PENGUEN DOSYASI
Bugünlerde en çok konuşulan konuların başında Penguen Dosyası geliyor. Bu dosyasının ne olduğunu ve kimler tarafından sızdırılmış olabileceğini tahmin ediyor olmalısınız. Hani şu Wikileaks sızıntıları vardı ya, Penguen Dosyası da onlar gibi bir şey. Ancak bu dosya Wikileaks Belgeleri gibi dinleme, belge sızdırma gibi konuları içermiyor. Bu dosya tamamen Saray tarafından kaleme alınmış bir itiraf yazısı. Yazarın adı belli değil. Bu dosyanın yazarı belki Yiğit Bulut, belki Nagehan Alçı, belki de Cem Küçük. Kim bilir belki de Rasim Ozan Kütahyalı. Ancak şurası açık ki, bu yazıyı kaleme alan kesin yandaş bir kalem. Her kim olursa olsun bu kalemin ele aldığı dosya Erdoğan ile Davutoğlu’nun arasındaki kavgayı inkâr edilmez bir şekilde ortaya koymuş.

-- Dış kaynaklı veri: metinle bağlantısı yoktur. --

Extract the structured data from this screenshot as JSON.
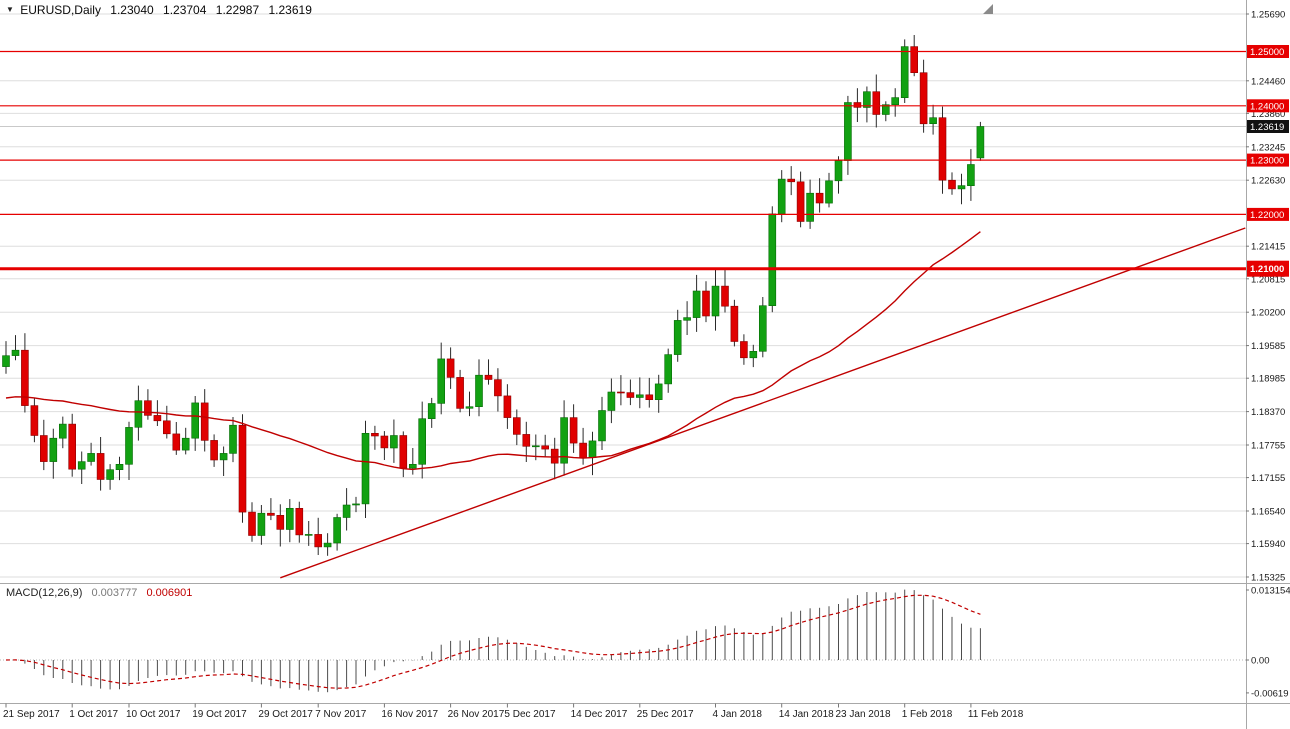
{
  "header": {
    "dropdown_icon": "▼",
    "symbol": "EURUSD,Daily",
    "open": "1.23040",
    "high": "1.23704",
    "low": "1.22987",
    "close": "1.23619"
  },
  "macd_panel": {
    "label": "MACD(12,26,9)",
    "macd_value": "0.003777",
    "signal_value": "0.006901",
    "axis_labels": [
      {
        "label": "0.013154",
        "value": 0.013154
      },
      {
        "label": "0.00",
        "value": 0
      },
      {
        "label": "-0.00619",
        "value": -0.00619
      }
    ]
  },
  "price_axis": {
    "ticks": [
      {
        "label": "1.25690",
        "value": 1.2569
      },
      {
        "label": "1.24460",
        "value": 1.2446
      },
      {
        "label": "1.23860",
        "value": 1.2386
      },
      {
        "label": "1.23245",
        "value": 1.23245
      },
      {
        "label": "1.22630",
        "value": 1.2263
      },
      {
        "label": "1.21415",
        "value": 1.21415
      },
      {
        "label": "1.20815",
        "value": 1.20815
      },
      {
        "label": "1.20200",
        "value": 1.202
      },
      {
        "label": "1.19585",
        "value": 1.19585
      },
      {
        "label": "1.18985",
        "value": 1.18985
      },
      {
        "label": "1.18370",
        "value": 1.1837
      },
      {
        "label": "1.17755",
        "value": 1.17755
      },
      {
        "label": "1.17155",
        "value": 1.17155
      },
      {
        "label": "1.16540",
        "value": 1.1654
      },
      {
        "label": "1.15940",
        "value": 1.1594
      },
      {
        "label": "1.15325",
        "value": 1.15325
      }
    ],
    "levels": [
      {
        "label": "1.25000",
        "value": 1.25,
        "thick": false
      },
      {
        "label": "1.24000",
        "value": 1.24,
        "thick": false
      },
      {
        "label": "1.23000",
        "value": 1.23,
        "thick": false
      },
      {
        "label": "1.22000",
        "value": 1.22,
        "thick": false
      },
      {
        "label": "1.21000",
        "value": 1.21,
        "thick": true
      }
    ],
    "current": {
      "label": "1.23619",
      "value": 1.23619
    }
  },
  "time_axis": {
    "labels": [
      {
        "label": "21 Sep 2017",
        "bar": 0
      },
      {
        "label": "1 Oct 2017",
        "bar": 7
      },
      {
        "label": "10 Oct 2017",
        "bar": 13
      },
      {
        "label": "19 Oct 2017",
        "bar": 20
      },
      {
        "label": "29 Oct 2017",
        "bar": 27
      },
      {
        "label": "7 Nov 2017",
        "bar": 33
      },
      {
        "label": "16 Nov 2017",
        "bar": 40
      },
      {
        "label": "26 Nov 2017",
        "bar": 47
      },
      {
        "label": "5 Dec 2017",
        "bar": 53
      },
      {
        "label": "14 Dec 2017",
        "bar": 60
      },
      {
        "label": "25 Dec 2017",
        "bar": 67
      },
      {
        "label": "4 Jan 2018",
        "bar": 75
      },
      {
        "label": "14 Jan 2018",
        "bar": 82
      },
      {
        "label": "23 Jan 2018",
        "bar": 88
      },
      {
        "label": "1 Feb 2018",
        "bar": 95
      },
      {
        "label": "11 Feb 2018",
        "bar": 102
      }
    ]
  },
  "chart_data": {
    "type": "candlestick",
    "symbol": "EURUSD",
    "timeframe": "Daily",
    "ylim": [
      1.15325,
      1.2569
    ],
    "first_open": 1.192,
    "closes": [
      1.194,
      1.195,
      1.1848,
      1.1793,
      1.1745,
      1.1788,
      1.1814,
      1.1731,
      1.1745,
      1.176,
      1.1712,
      1.173,
      1.174,
      1.1808,
      1.1857,
      1.183,
      1.182,
      1.1796,
      1.1766,
      1.1788,
      1.1853,
      1.1784,
      1.1748,
      1.176,
      1.1812,
      1.1652,
      1.1609,
      1.165,
      1.1646,
      1.162,
      1.1659,
      1.161,
      1.1611,
      1.1588,
      1.1595,
      1.1642,
      1.1665,
      1.1667,
      1.1797,
      1.1792,
      1.177,
      1.1793,
      1.1733,
      1.174,
      1.1824,
      1.1852,
      1.1934,
      1.19,
      1.1843,
      1.1846,
      1.1904,
      1.1896,
      1.1866,
      1.1826,
      1.1795,
      1.1773,
      1.1774,
      1.1768,
      1.1742,
      1.1826,
      1.1779,
      1.1752,
      1.1783,
      1.1839,
      1.1873,
      1.1872,
      1.1863,
      1.1868,
      1.1859,
      1.1888,
      1.1942,
      1.2005,
      1.201,
      1.2059,
      1.2013,
      1.2068,
      1.2031,
      1.1966,
      1.1936,
      1.1948,
      1.2032,
      1.2201,
      1.2265,
      1.226,
      1.2187,
      1.2239,
      1.2221,
      1.2262,
      1.2299,
      1.2406,
      1.2397,
      1.2426,
      1.2384,
      1.2402,
      1.2415,
      1.2509,
      1.2461,
      1.2367,
      1.2378,
      1.2263,
      1.2247,
      1.2253,
      1.2292,
      1.23619
    ],
    "last_candle": {
      "open": 1.2304,
      "high": 1.23704,
      "low": 1.22987,
      "close": 1.23619
    },
    "moving_average": {
      "period": 40,
      "prefill": 1.186
    },
    "macd": {
      "fast": 12,
      "slow": 26,
      "signal": 9
    },
    "horizontal_levels": [
      1.25,
      1.24,
      1.23,
      1.22,
      1.21
    ],
    "trendline": {
      "bar1": 29,
      "price1": 1.1531,
      "bar2": 131,
      "price2": 1.2175
    },
    "current_price": 1.23619
  },
  "colors": {
    "up": "#12a112",
    "up_border": "#066a06",
    "down": "#e00000",
    "down_border": "#8a0000",
    "wick": "#2a2a2a",
    "grid": "#dedede",
    "level": "#e60000",
    "ma": "#c00000",
    "trend": "#c00000",
    "signal": "#c00000",
    "hist": "#4d4d4d",
    "current_bg": "#111111",
    "axis_text": "#1a1a1a"
  },
  "icons": {
    "symbol_dropdown": "▼",
    "chart_shift_marker": "corner-triangle"
  }
}
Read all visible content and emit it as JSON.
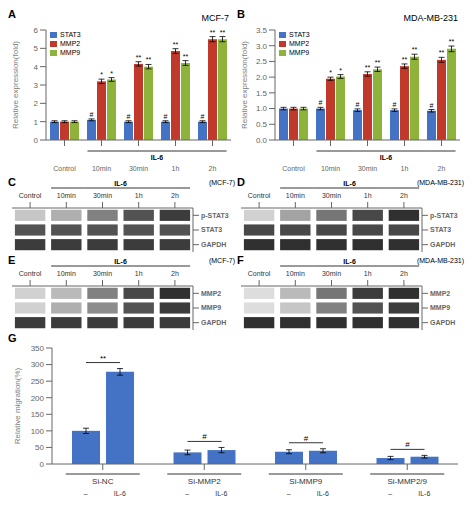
{
  "chart_data": [
    {
      "type": "bar",
      "title": "MCF-7",
      "ylabel": "Relative expression(fold)",
      "categories": [
        "Control",
        "10min",
        "30min",
        "1h",
        "2h"
      ],
      "series": [
        {
          "name": "STAT3",
          "color": "#4472C4",
          "values": [
            1.0,
            1.1,
            1.0,
            1.0,
            1.0
          ],
          "errors": [
            0.05,
            0.05,
            0.05,
            0.05,
            0.05
          ]
        },
        {
          "name": "MMP2",
          "color": "#C0392B",
          "values": [
            1.0,
            3.2,
            4.15,
            4.85,
            5.5
          ],
          "errors": [
            0.05,
            0.12,
            0.12,
            0.13,
            0.14
          ]
        },
        {
          "name": "MMP9",
          "color": "#8EB33B",
          "values": [
            1.0,
            3.3,
            4.0,
            4.2,
            5.5
          ],
          "errors": [
            0.05,
            0.1,
            0.12,
            0.13,
            0.14
          ]
        }
      ],
      "ylim": [
        0,
        6
      ],
      "yticks": [
        0,
        1,
        2,
        3,
        4,
        5,
        6
      ],
      "legend": "upper left",
      "annotations": [
        {
          "text": "A"
        },
        {
          "text": "IL-6",
          "from": "10min",
          "to": "2h"
        },
        {
          "text": "#",
          "series": "STAT3",
          "category": "10min"
        },
        {
          "text": "#",
          "series": "STAT3",
          "category": "30min"
        },
        {
          "text": "#",
          "series": "STAT3",
          "category": "1h"
        },
        {
          "text": "#",
          "series": "STAT3",
          "category": "2h"
        },
        {
          "text": "*",
          "series": "MMP2",
          "category": "10min"
        },
        {
          "text": "**",
          "series": "MMP2",
          "category": "30min"
        },
        {
          "text": "**",
          "series": "MMP2",
          "category": "1h"
        },
        {
          "text": "**",
          "series": "MMP2",
          "category": "2h"
        },
        {
          "text": "*",
          "series": "MMP9",
          "category": "10min"
        },
        {
          "text": "**",
          "series": "MMP9",
          "category": "30min"
        },
        {
          "text": "**",
          "series": "MMP9",
          "category": "1h"
        },
        {
          "text": "**",
          "series": "MMP9",
          "category": "2h"
        }
      ]
    },
    {
      "type": "bar",
      "title": "MDA-MB-231",
      "ylabel": "Relative expression(fold)",
      "categories": [
        "Control",
        "10min",
        "30min",
        "1h",
        "2h"
      ],
      "series": [
        {
          "name": "STAT3",
          "color": "#4472C4",
          "values": [
            1.0,
            1.0,
            0.95,
            0.95,
            0.93
          ],
          "errors": [
            0.04,
            0.04,
            0.04,
            0.04,
            0.04
          ]
        },
        {
          "name": "MMP2",
          "color": "#C0392B",
          "values": [
            1.0,
            1.95,
            2.1,
            2.35,
            2.55
          ],
          "errors": [
            0.04,
            0.05,
            0.07,
            0.07,
            0.08
          ]
        },
        {
          "name": "MMP9",
          "color": "#8EB33B",
          "values": [
            1.0,
            2.02,
            2.25,
            2.65,
            2.9
          ],
          "errors": [
            0.04,
            0.06,
            0.07,
            0.08,
            0.09
          ]
        }
      ],
      "ylim": [
        0,
        3.5
      ],
      "yticks": [
        {
          "value": 0,
          "label": "0.0"
        },
        0.5,
        {
          "value": 1,
          "label": "1.0"
        },
        1.5,
        {
          "value": 2,
          "label": "2.0"
        },
        2.5,
        {
          "value": 3,
          "label": "3.0"
        },
        3.5
      ],
      "legend": "upper left",
      "annotations": [
        {
          "text": "B"
        },
        {
          "text": "IL-6",
          "from": "10min",
          "to": "2h"
        },
        {
          "text": "#",
          "series": "STAT3",
          "category": "10min"
        },
        {
          "text": "#",
          "series": "STAT3",
          "category": "30min"
        },
        {
          "text": "#",
          "series": "STAT3",
          "category": "1h"
        },
        {
          "text": "#",
          "series": "STAT3",
          "category": "2h"
        },
        {
          "text": "*",
          "series": "MMP2",
          "category": "10min"
        },
        {
          "text": "**",
          "series": "MMP2",
          "category": "30min"
        },
        {
          "text": "**",
          "series": "MMP2",
          "category": "1h"
        },
        {
          "text": "**",
          "series": "MMP2",
          "category": "2h"
        },
        {
          "text": "*",
          "series": "MMP9",
          "category": "10min"
        },
        {
          "text": "**",
          "series": "MMP9",
          "category": "30min"
        },
        {
          "text": "**",
          "series": "MMP9",
          "category": "1h"
        },
        {
          "text": "**",
          "series": "MMP9",
          "category": "2h"
        }
      ]
    },
    {
      "type": "heatmap",
      "subtitle": "(MCF-7)",
      "categories": [
        "Control",
        "10min",
        "30min",
        "1h",
        "2h"
      ],
      "y_categories": [
        "p-STAT3",
        "STAT3",
        "GAPDH"
      ],
      "cells": [
        [
          0.25,
          0.35,
          0.55,
          0.75,
          0.85
        ],
        [
          0.75,
          0.75,
          0.75,
          0.75,
          0.75
        ],
        [
          0.85,
          0.85,
          0.85,
          0.85,
          0.85
        ]
      ],
      "color": "#1a1a1a",
      "annotations": [
        {
          "text": "C"
        },
        {
          "text": "IL-6",
          "from": "10min",
          "to": "2h"
        }
      ]
    },
    {
      "type": "heatmap",
      "subtitle": "(MDA-MB-231)",
      "categories": [
        "Control",
        "10min",
        "30min",
        "1h",
        "2h"
      ],
      "y_categories": [
        "p-STAT3",
        "STAT3",
        "GAPDH"
      ],
      "cells": [
        [
          0.2,
          0.4,
          0.6,
          0.8,
          0.9
        ],
        [
          0.8,
          0.8,
          0.8,
          0.8,
          0.8
        ],
        [
          0.9,
          0.9,
          0.9,
          0.9,
          0.9
        ]
      ],
      "color": "#1a1a1a",
      "annotations": [
        {
          "text": "D"
        },
        {
          "text": "IL-6",
          "from": "10min",
          "to": "2h"
        }
      ]
    },
    {
      "type": "heatmap",
      "subtitle": "(MCF-7)",
      "categories": [
        "Control",
        "10min",
        "30min",
        "1h",
        "2h"
      ],
      "y_categories": [
        "MMP2",
        "MMP9",
        "GAPDH"
      ],
      "cells": [
        [
          0.2,
          0.3,
          0.55,
          0.8,
          0.9
        ],
        [
          0.2,
          0.35,
          0.5,
          0.75,
          0.85
        ],
        [
          0.85,
          0.85,
          0.85,
          0.85,
          0.85
        ]
      ],
      "color": "#1a1a1a",
      "annotations": [
        {
          "text": "E"
        },
        {
          "text": "IL-6",
          "from": "10min",
          "to": "2h"
        }
      ]
    },
    {
      "type": "heatmap",
      "subtitle": "(MDA-MB-231)",
      "categories": [
        "Control",
        "10min",
        "30min",
        "1h",
        "2h"
      ],
      "y_categories": [
        "MMP2",
        "MMP9",
        "GAPDH"
      ],
      "cells": [
        [
          0.15,
          0.3,
          0.6,
          0.85,
          0.9
        ],
        [
          0.15,
          0.25,
          0.55,
          0.75,
          0.85
        ],
        [
          0.9,
          0.9,
          0.9,
          0.9,
          0.9
        ]
      ],
      "color": "#1a1a1a",
      "annotations": [
        {
          "text": "F"
        },
        {
          "text": "IL-6",
          "from": "10min",
          "to": "2h"
        }
      ]
    },
    {
      "type": "bar",
      "ylabel": "Relative migration(%)",
      "categories": [
        "Si-NC",
        "Si-MMP2",
        "Si-MMP9",
        "Si-MMP2/9"
      ],
      "series": [
        {
          "name": "–",
          "color": "#4472C4",
          "values": [
            100,
            35,
            37,
            18
          ],
          "errors": [
            8,
            7,
            6,
            5
          ]
        },
        {
          "name": "IL-6",
          "color": "#4472C4",
          "values": [
            278,
            42,
            40,
            22
          ],
          "errors": [
            10,
            8,
            6,
            4
          ]
        }
      ],
      "ylim": [
        0,
        350
      ],
      "yticks": [
        0,
        50,
        100,
        150,
        200,
        250,
        300,
        350
      ],
      "annotations": [
        {
          "text": "G"
        },
        {
          "text": "**",
          "category": "Si-NC"
        },
        {
          "text": "#",
          "category": "Si-MMP2"
        },
        {
          "text": "#",
          "category": "Si-MMP9"
        },
        {
          "text": "#",
          "category": "Si-MMP2/9"
        }
      ]
    }
  ]
}
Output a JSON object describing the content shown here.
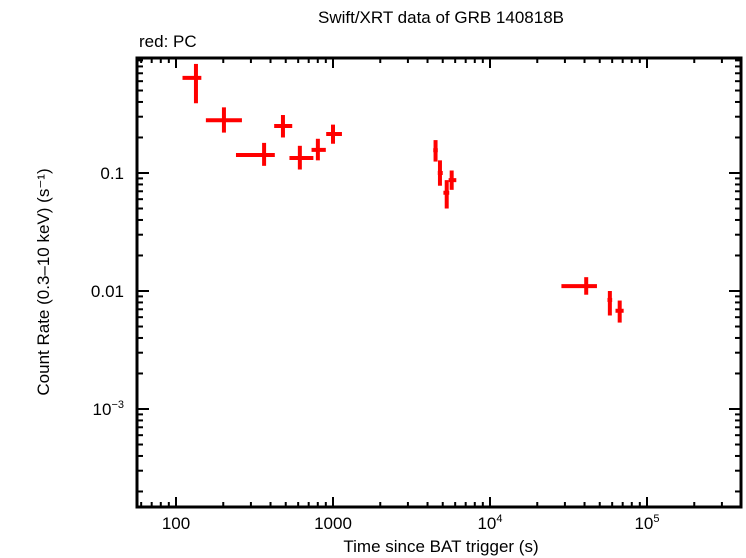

Eskiden basında dönemin Cumhurbaşkanı Gül ile Erdoğan’ın arasının açık olduğuna yönelik haberler yer alırdı. Saray Basını veya yandaş basın hatta Havuz medyası da dediğimiz basınımızın yüz akları bu haberleri anında yalanlarlardı. Hatta ekranlara çıkıp bu tür haberlerin uydurma olduğunu söylerlerdi. Keza yine Bülent Arınç ile Erdoğan arasında birçok kere kavga yaşandı. Yandaş basınımız bu kavgayı da yok saydı. Sonrasında Cemaat ile Erdoğan arasına kara kediler girdi. Önceleri yandaş basınımız bu haberleri de yalanladı, ancak kavga büyüyünce yalanlama faslına devam edememişlerdi. Sonrası ise malum durumları biliyorsunuz. Bugün geldiğimiz durum ise bunlardan daha vahim.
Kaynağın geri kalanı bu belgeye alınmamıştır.